Hester Collyer (Rachel Weisz) is an alluring woman married to William (Simon Russell Beale), a middle-aged judge who has given his wife wealth, prestige, and beautiful things. But the one thing she desires more than anything is passionate sex. He is a bit of a Puritan who agrees with his mother (Barbara Jefford) that "guarded enthusiasm" rather than passion is the quality prized in long-lasting marriages. After meeting and falling in love with Freddie Page (Tom Hiddleston), she leaves William to embark on what she hopes will be a life of sustained sexual pleasure.
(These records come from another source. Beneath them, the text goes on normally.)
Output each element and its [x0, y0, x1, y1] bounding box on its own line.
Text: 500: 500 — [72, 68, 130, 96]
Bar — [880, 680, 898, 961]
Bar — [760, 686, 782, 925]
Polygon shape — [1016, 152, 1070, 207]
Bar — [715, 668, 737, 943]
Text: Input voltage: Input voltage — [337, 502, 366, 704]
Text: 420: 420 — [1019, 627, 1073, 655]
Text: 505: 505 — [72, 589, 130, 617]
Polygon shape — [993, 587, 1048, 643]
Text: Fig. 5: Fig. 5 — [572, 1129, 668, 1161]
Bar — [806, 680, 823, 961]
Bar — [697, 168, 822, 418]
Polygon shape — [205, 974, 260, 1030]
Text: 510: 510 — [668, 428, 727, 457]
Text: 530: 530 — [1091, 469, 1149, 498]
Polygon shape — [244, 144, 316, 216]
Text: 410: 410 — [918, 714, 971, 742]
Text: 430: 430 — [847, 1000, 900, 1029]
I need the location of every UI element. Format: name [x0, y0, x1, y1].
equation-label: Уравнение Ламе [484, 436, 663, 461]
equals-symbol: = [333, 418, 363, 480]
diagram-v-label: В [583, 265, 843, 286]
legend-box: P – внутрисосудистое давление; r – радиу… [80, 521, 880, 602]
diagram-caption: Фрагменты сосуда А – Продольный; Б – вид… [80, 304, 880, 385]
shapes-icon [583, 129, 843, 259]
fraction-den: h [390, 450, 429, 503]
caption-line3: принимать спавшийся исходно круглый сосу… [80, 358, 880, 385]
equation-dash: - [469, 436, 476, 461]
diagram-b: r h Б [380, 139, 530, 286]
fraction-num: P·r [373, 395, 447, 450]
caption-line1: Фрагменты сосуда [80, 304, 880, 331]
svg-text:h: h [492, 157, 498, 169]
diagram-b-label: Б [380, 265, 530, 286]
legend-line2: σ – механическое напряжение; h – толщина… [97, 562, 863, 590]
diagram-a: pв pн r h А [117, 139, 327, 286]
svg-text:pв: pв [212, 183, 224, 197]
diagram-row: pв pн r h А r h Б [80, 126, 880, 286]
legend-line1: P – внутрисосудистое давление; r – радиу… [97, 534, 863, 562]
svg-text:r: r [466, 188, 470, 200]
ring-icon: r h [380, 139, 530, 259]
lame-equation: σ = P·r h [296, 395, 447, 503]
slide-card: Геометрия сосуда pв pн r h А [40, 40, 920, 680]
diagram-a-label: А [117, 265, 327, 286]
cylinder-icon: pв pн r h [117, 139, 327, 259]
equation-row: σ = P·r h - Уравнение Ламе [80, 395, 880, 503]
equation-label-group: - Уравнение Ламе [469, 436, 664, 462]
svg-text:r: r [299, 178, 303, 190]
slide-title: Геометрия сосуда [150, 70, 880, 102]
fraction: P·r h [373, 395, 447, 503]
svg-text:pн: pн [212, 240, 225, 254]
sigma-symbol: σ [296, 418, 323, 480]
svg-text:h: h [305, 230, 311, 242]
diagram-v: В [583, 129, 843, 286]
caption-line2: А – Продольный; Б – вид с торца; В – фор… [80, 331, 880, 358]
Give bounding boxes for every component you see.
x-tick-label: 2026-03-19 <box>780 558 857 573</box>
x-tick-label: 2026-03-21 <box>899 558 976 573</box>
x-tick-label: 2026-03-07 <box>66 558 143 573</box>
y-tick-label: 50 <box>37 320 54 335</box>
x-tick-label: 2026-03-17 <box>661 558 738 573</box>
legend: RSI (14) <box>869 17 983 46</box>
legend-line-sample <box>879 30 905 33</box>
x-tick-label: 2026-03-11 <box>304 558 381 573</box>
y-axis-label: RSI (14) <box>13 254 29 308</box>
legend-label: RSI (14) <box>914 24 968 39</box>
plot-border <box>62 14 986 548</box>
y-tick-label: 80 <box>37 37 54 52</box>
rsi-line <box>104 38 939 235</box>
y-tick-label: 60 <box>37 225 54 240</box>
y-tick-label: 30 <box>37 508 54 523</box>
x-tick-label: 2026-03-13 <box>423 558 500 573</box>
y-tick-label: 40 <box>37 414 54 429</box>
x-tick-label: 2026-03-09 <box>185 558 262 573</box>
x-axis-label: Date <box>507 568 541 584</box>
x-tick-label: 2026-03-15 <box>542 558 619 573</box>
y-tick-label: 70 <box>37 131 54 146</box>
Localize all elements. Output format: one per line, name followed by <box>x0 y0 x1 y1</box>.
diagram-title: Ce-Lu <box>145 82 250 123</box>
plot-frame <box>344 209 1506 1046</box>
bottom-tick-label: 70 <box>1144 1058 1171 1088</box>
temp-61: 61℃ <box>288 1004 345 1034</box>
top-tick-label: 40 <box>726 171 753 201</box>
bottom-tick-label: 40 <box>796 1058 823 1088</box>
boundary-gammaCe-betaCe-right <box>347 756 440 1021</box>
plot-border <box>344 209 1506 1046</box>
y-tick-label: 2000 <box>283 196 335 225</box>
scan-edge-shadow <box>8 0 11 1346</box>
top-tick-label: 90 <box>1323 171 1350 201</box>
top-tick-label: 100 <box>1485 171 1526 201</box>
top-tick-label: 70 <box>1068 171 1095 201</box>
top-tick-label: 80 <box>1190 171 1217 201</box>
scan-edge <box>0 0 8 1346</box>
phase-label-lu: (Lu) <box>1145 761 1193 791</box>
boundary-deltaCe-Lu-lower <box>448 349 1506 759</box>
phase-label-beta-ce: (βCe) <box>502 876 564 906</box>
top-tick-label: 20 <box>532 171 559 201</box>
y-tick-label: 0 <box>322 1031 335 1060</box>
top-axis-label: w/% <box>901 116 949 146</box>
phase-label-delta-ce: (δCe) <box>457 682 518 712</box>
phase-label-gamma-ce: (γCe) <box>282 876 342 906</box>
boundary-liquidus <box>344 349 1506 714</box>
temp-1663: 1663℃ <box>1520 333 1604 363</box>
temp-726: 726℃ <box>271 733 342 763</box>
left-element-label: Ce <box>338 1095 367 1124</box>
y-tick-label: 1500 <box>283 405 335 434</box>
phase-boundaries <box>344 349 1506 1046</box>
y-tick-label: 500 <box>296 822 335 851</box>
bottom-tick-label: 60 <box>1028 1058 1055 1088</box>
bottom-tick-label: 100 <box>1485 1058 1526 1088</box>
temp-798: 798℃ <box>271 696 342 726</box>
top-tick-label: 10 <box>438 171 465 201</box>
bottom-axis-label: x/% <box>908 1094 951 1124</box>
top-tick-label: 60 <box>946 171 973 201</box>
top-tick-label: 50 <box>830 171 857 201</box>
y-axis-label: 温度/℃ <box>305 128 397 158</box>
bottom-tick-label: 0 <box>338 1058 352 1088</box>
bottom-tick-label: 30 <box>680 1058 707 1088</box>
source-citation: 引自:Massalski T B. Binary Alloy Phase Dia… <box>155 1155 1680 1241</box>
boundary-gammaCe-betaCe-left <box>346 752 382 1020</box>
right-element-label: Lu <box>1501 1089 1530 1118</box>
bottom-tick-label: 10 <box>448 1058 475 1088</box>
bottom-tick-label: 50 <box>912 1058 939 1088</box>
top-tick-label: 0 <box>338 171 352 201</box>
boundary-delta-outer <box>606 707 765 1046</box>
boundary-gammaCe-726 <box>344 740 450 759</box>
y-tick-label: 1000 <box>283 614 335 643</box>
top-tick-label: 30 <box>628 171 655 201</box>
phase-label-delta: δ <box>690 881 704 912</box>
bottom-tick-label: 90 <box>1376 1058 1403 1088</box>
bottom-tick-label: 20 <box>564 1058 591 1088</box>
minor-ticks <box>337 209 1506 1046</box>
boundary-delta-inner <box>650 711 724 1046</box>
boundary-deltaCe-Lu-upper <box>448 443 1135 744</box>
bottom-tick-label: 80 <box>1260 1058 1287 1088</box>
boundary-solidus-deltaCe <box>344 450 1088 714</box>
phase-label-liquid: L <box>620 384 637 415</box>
The time of this drama is "around 1950" and we ride the surf of time backwards and forwards. Freddie's infatuation for Hester wears off soon enough and we remember that he admitted to her that the exhilaration and the dread of his experiences in World War II easily transcended daily reality in London after he returned. Already depressed by loneliness and feelings of being neglected, Hester tries to commit suicide but is unsuccessful. She leaves a note to Freddie which plays a pivotal role later in the film. A far wiser course is offered to her by Mrs. Eaton (Ann Mitchell), her landlady who is the caregiver for her own infirm husband: "You know what real love is? It is wiping someone's arse . . . and letting them keep their dignity, so you can both go on."
The Deep Blue Sea is directed by Terence Davies (Distant Voices, Still Lives, The Long Day Closes) based on a 1952 play by Terrence Rattigan about a woman who is willing to throw everything she has away for the magic of sexual passion. Rachel Weisz carries the drama with her paradoxical portrait as Hester (a familiar from a great American novel); her attachment and independence are at war within her own soul.
Once again Davies takes us to the English pubs where men and woman pass the time by singing "You Belong to Me." The director's love of music is also showcased in the opening scenes of the film with a lengthy piece by Samuel Barber.
Special features on the DVD include a collector's booklet; an audio commentary; interviews with actors Rachel Weisz and Tom Hiddleston and director Terence Davies; Terence Davies' master class; and "TheLlook of The Deep Blue Sea."